In Abhängigkeit der Fragestellung erfordert dies neurologische, psychiatrische, psychosomatische und/oder neuropsychologische Kompetenz, so die Autoren. Zu deren Erfassung und Bewertung verweisen sie auf die Leitlinie „Begutachtung psychischer und psychosomatischer Störungen“ (AWMF-Register-Nr. 051-029).

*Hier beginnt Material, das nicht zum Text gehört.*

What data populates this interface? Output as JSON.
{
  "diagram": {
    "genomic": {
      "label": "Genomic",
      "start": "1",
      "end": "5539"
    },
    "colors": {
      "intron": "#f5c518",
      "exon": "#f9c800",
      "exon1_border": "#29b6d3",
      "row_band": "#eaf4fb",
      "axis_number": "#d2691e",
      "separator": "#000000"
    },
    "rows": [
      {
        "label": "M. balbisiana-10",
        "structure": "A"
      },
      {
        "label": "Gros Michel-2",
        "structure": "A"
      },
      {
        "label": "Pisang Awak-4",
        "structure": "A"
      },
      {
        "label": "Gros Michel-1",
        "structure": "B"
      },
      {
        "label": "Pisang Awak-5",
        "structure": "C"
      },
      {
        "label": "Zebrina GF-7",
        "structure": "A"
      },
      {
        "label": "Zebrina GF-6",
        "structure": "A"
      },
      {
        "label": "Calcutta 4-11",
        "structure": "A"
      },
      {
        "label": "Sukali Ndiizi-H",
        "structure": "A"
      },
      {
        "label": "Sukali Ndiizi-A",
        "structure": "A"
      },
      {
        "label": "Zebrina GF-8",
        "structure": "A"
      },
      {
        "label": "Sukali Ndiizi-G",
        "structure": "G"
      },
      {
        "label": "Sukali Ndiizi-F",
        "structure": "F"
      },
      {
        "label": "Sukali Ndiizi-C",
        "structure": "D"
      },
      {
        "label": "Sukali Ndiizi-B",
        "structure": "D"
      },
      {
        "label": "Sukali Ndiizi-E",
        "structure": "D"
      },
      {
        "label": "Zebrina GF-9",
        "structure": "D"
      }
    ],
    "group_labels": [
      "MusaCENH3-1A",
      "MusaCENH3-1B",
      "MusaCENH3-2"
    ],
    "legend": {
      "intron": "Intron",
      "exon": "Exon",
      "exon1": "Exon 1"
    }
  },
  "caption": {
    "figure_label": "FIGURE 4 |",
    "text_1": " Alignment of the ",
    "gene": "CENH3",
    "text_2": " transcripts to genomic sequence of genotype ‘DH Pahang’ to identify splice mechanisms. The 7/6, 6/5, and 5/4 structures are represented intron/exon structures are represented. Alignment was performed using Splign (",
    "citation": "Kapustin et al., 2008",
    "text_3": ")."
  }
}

Die gutachtliche Anerkennung posttraumatischer Kopfschmerzen über mehr als 6 bis 12 Monate nach einem Schädel-Hirntrauma setzt den Nachweis einer substanziellen traumatischen Hirnschädigung und/oder einer Schädigung schmerzempfindlicher Strukturen im Kopfbereich voraus. Kopfschmerzen bei Medikamentenübergebrauch können im begründeten Einzelfall als Unfallfolge attestiert werden, wenn diese nachweisbar iatrogen (durch behandelnde Ärzte bedingt) verursacht sind (→ AWMF-Register Nr. 051-029).
Zur Feststellung, Quantifizierung und Klassifizierung von Störungen der Kognition, des Verhaltens und Erlebens soll insbesondere nach leicht- und mittelgradigem Schädel-Hirntrauma ein neuropsychologisches Zusatzgutachten durch einen qualifizierten neuropsychologischen Gutachter erfolgen:
- Dieses soll – bei entsprechender Fragestellung durch den Auftraggeber – ggf. auch zu Fragen der Rehabilitation und der Teilhabe-Auswirkungen Stellung nehmen.
- Das neuropsychologische Gutachten soll Verfahren der Beschwerdenvalidierung umfassen, die in geeigneter Form interpretiert werden.
- Der Hauptgutachter integriert dann die erhobenen Befunde nach eigener Bewertung und Plausibilitätskontrolle in den Gesamtbefund.